The Japanese language characters as tattoo designs are called Kanji tattoos. These characters, unlike in the English language do not represent a single letter of the alphabet but rather, they represent whole objects and complete ideas. They are pictographic characters, some of which have more than 30 different strokes in them! It is easy to express complex thoughts with just a few characters in these languages.
The written Japanese language has of two types of written characters in use today. They are the Kana and the Kanji characters. Kanji is the name given to those characters that have evolved from written Chinese. In fact, all of written Japanese is said to have evolved from the Chinese language, but over the years they have also come to develop some characters of their own to accommodate those sounds unique to their spoken language.
Since most of the characters are similar in these two languages, one shouldn’t assume that they also mean the same. Many characters mean the same, however there are usually pronounced differently in these languages. Many characters although they look the same, can mean completely different things in the two languages. And of course there are those characters that are unique to the Japanese.
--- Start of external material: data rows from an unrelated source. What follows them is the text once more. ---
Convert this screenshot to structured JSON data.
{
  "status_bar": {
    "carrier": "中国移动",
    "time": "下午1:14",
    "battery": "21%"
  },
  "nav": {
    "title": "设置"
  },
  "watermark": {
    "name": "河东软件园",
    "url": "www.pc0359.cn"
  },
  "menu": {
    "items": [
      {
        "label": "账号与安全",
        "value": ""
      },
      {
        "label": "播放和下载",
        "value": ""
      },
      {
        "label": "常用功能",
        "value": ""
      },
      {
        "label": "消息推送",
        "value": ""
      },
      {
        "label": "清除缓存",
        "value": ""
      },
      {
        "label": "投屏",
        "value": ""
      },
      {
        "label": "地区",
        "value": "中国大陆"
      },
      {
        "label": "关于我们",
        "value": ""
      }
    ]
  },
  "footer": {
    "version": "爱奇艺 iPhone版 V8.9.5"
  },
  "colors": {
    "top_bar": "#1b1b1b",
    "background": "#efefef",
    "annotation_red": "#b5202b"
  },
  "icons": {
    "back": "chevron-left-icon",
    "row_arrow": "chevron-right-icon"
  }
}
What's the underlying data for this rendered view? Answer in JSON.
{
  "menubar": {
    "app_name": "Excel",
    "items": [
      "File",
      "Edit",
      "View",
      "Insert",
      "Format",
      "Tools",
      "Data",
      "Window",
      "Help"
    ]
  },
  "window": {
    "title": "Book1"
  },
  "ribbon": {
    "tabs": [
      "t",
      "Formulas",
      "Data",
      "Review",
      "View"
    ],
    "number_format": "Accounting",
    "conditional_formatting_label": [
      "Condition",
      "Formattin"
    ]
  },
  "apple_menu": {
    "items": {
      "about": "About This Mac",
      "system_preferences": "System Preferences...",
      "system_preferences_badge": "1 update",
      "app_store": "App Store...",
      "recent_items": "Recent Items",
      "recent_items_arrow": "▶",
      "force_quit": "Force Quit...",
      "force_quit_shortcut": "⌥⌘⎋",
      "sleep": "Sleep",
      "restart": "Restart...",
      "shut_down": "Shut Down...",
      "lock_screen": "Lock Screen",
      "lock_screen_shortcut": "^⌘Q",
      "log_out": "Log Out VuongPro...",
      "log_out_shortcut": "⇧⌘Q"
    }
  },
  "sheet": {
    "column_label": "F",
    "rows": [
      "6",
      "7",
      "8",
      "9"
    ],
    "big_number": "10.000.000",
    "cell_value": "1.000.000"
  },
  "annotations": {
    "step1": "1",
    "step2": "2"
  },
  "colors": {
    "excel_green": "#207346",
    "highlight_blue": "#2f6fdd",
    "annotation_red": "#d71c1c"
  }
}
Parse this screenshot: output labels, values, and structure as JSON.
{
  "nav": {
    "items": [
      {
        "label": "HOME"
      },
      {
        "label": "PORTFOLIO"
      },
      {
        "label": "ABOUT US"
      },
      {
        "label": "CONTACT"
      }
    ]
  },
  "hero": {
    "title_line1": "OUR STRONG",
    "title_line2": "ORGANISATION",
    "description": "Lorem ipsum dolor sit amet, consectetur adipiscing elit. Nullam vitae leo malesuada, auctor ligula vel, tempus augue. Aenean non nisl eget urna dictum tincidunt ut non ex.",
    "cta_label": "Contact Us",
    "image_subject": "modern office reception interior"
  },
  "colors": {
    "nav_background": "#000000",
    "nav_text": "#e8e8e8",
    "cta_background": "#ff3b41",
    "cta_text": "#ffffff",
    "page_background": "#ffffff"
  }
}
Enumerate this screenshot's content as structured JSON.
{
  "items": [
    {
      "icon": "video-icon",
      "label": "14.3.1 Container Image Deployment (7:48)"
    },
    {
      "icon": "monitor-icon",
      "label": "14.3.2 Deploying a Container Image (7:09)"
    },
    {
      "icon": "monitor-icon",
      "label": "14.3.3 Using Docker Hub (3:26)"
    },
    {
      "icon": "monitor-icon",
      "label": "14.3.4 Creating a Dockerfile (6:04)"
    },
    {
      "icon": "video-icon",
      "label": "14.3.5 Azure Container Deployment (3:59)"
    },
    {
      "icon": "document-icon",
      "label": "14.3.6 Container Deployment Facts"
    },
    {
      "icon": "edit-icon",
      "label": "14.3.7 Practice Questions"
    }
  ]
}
Given the complexity of these languages and their similarity, it is easy for one (not fluent in those languages) to get them mixed up or wrong. So, if you’re planning on getting a Kanji tattoo it’ll do you good to find a tattoo artist who is fluent in the language, and who is also able to understand you well. Very often kanji tattoos end up not meaning what the wearer thinks it does! If you are a native English speaker, remember that it is quite difficult to literally translate English expressions into Kanji. What sounds very good in English may make no sense at all when translated to Kanji.
There have also been instances when the characters were split into meaningless halves, written in reverse like in a mirror image, written with some strokes missing (again becoming meaningless or meaning something else) or mistakenly joined to form a single character which can be thoroughly absurd in the Japanese language. Make sure you do your research well before you have the characters inked permanently.